La mort de Don Juan, de Damiane Goudet

Mise en scène de l’auteur
Autour de la fameuse « Intégrale Molière » au Théâtre du Nord-Ouest, sont programmées des lectures et des pièces en hommage au Maître.
Acte de l’après, sortie de brume du génial séducteur, suivant les gémissements de Sganarelle, la pièce « à un seul homme » - et quel homme, L’Homme majuscule - de Damiane Goudet nous protège dans l’au-delà donjuanesque, là où, hélas, la Femme n’existe plus qu’à l’état de souvenir puisque le corps ne jouit plus.
Luc Antoni, vêtu de pierreries et de pourpre, samouraï des temps anciens, incarne ce Dom Juan spectral, ce désir sans corps qui se joue du feu et de la damnation puisqu’une légende ne peut mourir et donne encore quelques coups de griffes gantées à Dieu qui ne s’est pas résolu à le donner au Diable, peut-être parce que Dom Juan est une forme aiguë et raffinée de sa création, l’Homme. A un moment, Luc Antoni prend les traits de son valet et son interprétation de Sganarelle, devenu « l’homme ordinaire », celui qui file doux pour ne pas filer en enfer, est truculente.
Le monologue est finement construit, la langue soutenue - malgré un « festif » énervant et anachronique - et l’émotion apparaît sous le maquillage blanc du Maître de la Chute, le Révélateur suprême.
Les pièges du repentir facile, de la dénégation sont finalement évités. Le vilain « machisme » - mot culpabilisateur des effarouchés de la virilité – n’est même plus évoqué. Dom Juan est regretté plus qu’il ne regrette. Et il le sait.

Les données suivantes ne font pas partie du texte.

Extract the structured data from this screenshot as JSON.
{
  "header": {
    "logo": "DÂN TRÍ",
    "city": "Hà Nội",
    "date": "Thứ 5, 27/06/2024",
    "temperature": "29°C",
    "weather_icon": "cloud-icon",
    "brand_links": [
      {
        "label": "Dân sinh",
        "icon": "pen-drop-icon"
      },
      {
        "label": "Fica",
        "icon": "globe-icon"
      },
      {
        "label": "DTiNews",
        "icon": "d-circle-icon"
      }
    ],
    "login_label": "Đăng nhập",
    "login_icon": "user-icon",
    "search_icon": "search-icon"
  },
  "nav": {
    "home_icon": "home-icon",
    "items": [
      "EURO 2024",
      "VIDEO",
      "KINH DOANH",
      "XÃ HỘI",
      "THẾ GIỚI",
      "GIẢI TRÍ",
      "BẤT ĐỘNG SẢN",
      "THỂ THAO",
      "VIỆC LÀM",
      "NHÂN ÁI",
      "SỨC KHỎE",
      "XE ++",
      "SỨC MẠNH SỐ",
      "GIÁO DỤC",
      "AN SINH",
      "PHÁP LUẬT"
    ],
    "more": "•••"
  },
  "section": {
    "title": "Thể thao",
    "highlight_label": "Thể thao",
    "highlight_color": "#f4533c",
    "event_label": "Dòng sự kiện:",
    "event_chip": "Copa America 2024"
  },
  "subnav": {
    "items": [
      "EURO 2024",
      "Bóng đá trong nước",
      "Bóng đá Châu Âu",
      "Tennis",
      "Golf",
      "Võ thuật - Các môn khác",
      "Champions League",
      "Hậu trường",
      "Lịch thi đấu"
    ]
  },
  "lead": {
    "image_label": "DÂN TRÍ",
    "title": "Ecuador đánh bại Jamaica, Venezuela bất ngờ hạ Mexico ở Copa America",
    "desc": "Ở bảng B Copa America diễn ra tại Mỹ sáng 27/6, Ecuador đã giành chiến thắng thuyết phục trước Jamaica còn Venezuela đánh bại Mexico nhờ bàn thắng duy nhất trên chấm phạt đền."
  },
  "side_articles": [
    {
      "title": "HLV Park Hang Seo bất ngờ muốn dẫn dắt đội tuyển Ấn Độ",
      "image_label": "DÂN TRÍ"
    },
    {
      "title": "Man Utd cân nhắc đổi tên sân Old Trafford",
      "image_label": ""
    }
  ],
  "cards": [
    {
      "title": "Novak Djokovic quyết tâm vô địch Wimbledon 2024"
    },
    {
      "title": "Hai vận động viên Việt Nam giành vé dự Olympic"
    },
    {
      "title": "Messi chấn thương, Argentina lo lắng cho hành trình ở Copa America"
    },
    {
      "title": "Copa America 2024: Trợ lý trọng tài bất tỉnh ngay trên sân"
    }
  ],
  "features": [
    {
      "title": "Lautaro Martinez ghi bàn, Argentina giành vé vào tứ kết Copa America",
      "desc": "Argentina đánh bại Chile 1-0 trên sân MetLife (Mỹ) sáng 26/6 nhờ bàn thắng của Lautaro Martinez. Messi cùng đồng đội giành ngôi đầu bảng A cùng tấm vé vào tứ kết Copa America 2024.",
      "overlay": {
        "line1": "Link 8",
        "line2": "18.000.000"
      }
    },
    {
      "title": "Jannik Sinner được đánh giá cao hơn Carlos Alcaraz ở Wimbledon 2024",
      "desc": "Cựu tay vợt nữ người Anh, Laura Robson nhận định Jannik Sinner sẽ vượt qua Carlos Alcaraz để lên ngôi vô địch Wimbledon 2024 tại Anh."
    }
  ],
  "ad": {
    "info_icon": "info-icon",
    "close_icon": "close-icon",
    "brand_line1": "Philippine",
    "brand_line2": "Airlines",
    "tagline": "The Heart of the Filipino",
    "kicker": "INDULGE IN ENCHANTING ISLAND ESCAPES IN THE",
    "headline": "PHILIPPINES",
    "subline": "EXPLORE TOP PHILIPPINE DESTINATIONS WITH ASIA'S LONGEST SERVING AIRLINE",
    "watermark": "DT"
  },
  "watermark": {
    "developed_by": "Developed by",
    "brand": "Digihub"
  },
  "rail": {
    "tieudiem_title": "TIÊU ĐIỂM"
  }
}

Voici donc un texte élégant, ciselé, un auteur doué et une femme très subtile, en la personne de Damiane Goudet, et un acte à ajouter au Dom Juan de Molière, une hypothèse insolente et agréable à imaginer, plus que les grilleries de ce masque d’amour qu’il fallait bien épargner.
Théâtre du Nord-Ouest, en alternance, jusqu’au 31 mars.